The Dengji Question: How Marriage in China Gets Confusing

Weeks after John and I became a legally recognized couple in China in late July, the pink pastel envelopes of misunderstanding — with return addresses from my parents, grandparents, uncles and aunts — started pouring in:

Congratulations On Your Marriage!

To the Bride and Groom…

On Your Wedding Day…

“It’s not really a wedding,” I had told my father. “They call it dengji, or registering. It’s more symbolic, like an engagement.” I didn’t wear a bridal gown that day. There were no friends present to witness, and no gifts to receive. We didn’t even tell John’s family about it, until afterwards.

But I’d sent photos home to my dad, and they told another story. China’s national seal, flag, and an official podium with the words “Shanghai Marriage Registry Office” adorned the stage where John and I stood side by side. Across from us, a bureaucrat read our wedding vows, asking us to pledge to care for one another, and our parents. The whole thing screamed “wedding at the courthouse or justice of peace.”

So years later, after John and I came to the US, my American friends and relatives just didn’t understand our need to have a wedding. “Didn’t you already get married?” they might ask, as if I was trying to erase how I’d chosen shotgun eloping over a ceremony. Every year, around late July, we’d find the same well-intentioned pastel envelopes in our mailbox, feeling like another round of votes against our wedding hopes. Sometimes even I wondered if I’d wasted all that time and money getting three wedding dresses, now languishing in the back of our dusty wooden closet.

“My family doesn’t consider us married until we have the wedding ceremony,” John would reassure me. So, by the time we did have our ceremony, it didn’t matter that it was nearly three years after we had “registered.” John’s family welcomed us back home to China, to do the ceremony that I wanted, and they wanted. There was no confusion about it — this was our true wedding.

But I can’t say the same for my family in the US. After all, they still ask me what’s the date of our anniversary. 😉

Have your family or friends ever gotten confused over the “dengji question” — or other wedding/marriage customs in China?

9 Replies to “The Dengji Question: How Marriage in China Gets Confusing”

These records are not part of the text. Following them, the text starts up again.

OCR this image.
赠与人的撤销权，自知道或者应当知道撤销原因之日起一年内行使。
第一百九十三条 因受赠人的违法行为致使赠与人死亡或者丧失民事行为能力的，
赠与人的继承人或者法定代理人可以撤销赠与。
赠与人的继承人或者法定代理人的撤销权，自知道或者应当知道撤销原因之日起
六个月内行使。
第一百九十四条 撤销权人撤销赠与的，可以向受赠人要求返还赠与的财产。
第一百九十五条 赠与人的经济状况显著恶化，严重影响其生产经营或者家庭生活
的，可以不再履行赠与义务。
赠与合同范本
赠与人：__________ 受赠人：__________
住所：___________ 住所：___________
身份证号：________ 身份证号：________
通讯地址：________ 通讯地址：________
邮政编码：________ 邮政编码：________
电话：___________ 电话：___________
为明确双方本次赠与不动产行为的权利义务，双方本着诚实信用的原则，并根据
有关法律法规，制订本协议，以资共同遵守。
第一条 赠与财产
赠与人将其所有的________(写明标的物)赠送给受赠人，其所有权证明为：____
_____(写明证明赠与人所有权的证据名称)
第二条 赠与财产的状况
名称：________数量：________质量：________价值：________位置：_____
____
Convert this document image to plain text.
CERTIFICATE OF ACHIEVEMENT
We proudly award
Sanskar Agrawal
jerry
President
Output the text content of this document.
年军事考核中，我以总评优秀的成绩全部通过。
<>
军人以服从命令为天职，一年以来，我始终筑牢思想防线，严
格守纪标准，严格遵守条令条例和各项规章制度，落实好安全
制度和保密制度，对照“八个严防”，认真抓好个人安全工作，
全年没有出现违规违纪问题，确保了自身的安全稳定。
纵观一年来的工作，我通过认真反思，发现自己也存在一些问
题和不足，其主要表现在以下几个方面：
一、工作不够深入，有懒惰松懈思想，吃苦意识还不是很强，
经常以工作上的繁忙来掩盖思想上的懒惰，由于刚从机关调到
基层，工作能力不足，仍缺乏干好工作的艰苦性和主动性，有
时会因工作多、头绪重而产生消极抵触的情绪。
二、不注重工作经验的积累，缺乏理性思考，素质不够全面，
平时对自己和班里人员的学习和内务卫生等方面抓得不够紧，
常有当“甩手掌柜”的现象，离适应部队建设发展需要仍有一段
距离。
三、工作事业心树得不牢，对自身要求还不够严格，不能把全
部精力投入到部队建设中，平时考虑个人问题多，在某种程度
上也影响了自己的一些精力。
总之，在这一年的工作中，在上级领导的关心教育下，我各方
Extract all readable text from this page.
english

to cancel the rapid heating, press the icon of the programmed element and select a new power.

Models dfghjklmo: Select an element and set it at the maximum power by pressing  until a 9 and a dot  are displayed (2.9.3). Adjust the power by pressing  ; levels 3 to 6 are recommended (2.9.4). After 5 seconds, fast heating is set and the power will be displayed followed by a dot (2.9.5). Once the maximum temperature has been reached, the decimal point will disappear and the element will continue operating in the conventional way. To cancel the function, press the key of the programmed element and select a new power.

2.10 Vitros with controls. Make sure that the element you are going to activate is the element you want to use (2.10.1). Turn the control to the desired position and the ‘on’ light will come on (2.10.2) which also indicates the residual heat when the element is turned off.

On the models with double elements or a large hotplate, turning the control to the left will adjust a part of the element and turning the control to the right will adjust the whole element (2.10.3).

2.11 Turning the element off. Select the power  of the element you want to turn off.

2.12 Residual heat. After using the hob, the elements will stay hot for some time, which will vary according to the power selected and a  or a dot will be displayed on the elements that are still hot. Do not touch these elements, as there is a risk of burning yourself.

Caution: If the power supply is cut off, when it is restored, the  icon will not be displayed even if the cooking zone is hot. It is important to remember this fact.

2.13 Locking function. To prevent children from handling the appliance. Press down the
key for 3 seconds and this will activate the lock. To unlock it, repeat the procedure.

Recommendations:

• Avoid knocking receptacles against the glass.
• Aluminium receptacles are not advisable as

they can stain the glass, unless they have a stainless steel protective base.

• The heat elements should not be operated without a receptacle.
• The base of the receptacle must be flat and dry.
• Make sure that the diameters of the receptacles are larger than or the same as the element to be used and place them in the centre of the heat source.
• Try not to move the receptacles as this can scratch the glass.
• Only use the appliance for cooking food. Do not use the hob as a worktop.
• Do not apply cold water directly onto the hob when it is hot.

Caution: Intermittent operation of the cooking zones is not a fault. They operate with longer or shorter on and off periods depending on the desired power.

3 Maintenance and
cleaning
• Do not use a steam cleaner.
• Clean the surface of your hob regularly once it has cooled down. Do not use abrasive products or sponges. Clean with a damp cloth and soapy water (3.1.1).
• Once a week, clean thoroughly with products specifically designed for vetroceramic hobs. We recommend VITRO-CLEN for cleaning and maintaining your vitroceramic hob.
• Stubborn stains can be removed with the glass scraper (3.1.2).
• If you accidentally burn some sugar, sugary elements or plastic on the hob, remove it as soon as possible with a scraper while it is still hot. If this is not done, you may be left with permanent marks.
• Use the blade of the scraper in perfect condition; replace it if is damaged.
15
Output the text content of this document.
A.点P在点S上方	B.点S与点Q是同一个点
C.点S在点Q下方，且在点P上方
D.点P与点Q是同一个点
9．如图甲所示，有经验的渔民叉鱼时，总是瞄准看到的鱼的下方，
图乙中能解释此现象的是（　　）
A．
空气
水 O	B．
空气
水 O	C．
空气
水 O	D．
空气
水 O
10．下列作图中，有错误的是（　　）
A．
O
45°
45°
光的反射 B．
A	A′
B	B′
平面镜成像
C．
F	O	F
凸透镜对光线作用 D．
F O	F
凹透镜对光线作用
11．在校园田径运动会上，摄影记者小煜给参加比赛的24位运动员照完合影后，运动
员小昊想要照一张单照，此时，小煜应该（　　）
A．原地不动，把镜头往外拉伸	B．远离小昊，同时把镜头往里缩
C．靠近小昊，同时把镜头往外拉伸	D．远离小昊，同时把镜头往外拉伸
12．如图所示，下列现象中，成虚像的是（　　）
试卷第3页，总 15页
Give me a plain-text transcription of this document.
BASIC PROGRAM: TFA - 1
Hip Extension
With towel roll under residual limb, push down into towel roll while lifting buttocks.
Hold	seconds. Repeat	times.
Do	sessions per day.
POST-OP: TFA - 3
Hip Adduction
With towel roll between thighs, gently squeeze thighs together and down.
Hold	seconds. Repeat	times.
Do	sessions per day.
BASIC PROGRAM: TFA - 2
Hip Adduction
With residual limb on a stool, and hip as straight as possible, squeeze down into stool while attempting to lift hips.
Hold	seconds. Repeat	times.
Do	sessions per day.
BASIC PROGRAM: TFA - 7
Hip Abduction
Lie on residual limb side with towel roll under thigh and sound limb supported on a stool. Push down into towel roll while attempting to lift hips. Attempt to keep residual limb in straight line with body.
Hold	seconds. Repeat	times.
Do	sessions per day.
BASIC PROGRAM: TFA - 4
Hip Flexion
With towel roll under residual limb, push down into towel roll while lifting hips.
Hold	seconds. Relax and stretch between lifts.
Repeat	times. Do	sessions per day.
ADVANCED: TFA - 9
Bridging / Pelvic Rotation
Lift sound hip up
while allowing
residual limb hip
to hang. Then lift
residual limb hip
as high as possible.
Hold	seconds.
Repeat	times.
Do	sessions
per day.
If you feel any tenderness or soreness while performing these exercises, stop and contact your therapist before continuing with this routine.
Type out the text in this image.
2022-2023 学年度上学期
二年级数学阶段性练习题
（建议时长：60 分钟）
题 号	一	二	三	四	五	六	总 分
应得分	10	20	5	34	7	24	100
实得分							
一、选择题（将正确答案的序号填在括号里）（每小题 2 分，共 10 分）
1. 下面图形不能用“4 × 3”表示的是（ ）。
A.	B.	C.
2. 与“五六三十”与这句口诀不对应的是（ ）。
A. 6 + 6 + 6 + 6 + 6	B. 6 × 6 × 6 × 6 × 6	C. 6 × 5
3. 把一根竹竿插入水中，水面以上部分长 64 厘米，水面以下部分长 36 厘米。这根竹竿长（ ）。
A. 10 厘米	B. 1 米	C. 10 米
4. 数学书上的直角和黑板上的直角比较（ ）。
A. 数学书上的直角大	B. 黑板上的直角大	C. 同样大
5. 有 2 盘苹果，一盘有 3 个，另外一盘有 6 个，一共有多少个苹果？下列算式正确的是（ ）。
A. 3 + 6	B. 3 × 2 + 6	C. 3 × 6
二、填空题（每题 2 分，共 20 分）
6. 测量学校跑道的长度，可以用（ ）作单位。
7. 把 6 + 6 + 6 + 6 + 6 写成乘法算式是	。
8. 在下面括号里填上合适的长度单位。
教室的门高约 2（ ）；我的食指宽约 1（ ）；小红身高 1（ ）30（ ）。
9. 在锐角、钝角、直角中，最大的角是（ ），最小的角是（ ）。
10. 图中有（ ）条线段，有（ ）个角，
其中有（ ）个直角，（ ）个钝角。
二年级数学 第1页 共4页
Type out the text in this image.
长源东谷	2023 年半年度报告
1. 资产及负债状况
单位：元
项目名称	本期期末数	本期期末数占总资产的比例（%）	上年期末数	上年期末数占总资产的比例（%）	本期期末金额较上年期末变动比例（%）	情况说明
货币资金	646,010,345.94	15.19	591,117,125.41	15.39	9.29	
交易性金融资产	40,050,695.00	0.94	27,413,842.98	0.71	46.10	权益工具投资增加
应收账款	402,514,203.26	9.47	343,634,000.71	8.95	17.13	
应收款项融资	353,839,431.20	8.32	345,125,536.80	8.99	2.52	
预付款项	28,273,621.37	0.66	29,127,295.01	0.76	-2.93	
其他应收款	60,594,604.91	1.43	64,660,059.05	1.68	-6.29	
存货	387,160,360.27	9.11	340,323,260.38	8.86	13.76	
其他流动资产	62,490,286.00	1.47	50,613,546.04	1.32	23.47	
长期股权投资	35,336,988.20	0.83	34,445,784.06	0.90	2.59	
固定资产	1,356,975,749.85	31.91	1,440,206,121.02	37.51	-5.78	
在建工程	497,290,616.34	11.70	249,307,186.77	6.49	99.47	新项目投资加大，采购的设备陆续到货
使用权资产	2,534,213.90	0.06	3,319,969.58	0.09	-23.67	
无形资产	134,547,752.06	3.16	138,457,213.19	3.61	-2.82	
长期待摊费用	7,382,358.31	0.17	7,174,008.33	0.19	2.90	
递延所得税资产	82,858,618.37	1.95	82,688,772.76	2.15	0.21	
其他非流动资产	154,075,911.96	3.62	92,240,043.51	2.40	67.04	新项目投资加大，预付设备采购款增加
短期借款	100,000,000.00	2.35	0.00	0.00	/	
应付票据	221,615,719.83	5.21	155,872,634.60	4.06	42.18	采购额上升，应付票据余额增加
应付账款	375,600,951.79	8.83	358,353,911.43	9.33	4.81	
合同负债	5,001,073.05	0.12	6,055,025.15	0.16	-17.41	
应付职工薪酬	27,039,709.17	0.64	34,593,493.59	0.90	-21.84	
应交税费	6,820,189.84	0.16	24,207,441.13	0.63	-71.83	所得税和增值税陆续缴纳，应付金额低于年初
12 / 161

  1. Sometimes I wonder what this practice tells us about the relationship between the Chinese populace and the Chinese state… but all in all, I think it just points to the importance of social recognition of, well, just about anything: if it’s private and no one knows about it – or for that matter, if no one talks about it (see the last post about silence from a boyfriend) – it basically does not exist…

  2. Whoa, thanks for sharing, Jocelyn. I had no idea that marriages were like that in China. Are you allowed to have the ceremony before you get married?

    @Gerald, yeah it does seem that most Chinese care alot about how others in their social circle perceive themselves. marriage is much more of a wholesale family affair to them. good observation.

  3. My husband and I did the outrageous–we registered, and then didn’t have a ceremony. Well, a month later his mom felt the need to have a small dinner with some family members. But it was nowhere near the elaborate affair of most Chinese weddings. We consider our wedding day the day we registered.

    Last month a Chinese friend of ours got married–well, they had the ceremony. But his mother is very superstitious, and believes that registering the marriage in 2010 will bring bad luck, so out of respect for her they will wait until 2011 to register. So in the eyes of all his family and friends, they are married, although legally they are not. So, yes, you can have the ceremony before the registration, but the registration has to happen at some point to be legally married.

    1. @Gerald, so true on the importance of social recognition. (BTW, if you haven’t, have a look at Gerald’s post which dovetails with this topic).

      @Chris, yes, I think you could have the ceremony before you even got registered. I was just reading something today, about weddings in Taiwan, and it seems like some people have done just that.

      @jackie, that is so interesting your registration felt way more significant than your wedding ceremony! And, on the flip side, interesting that your friend had the ceremony, but isn’t registered. I think I did read something about the issue w/ 2010 being bad luck in marriage (something about it being a “blind year” b/c there weren’t enough spring days in the year).

      @Chinamatt, what an interesting account! I had no idea your wife is from Xinjiang. I could see why you would treasure that certificate, as it is written in Chinese and Uygur.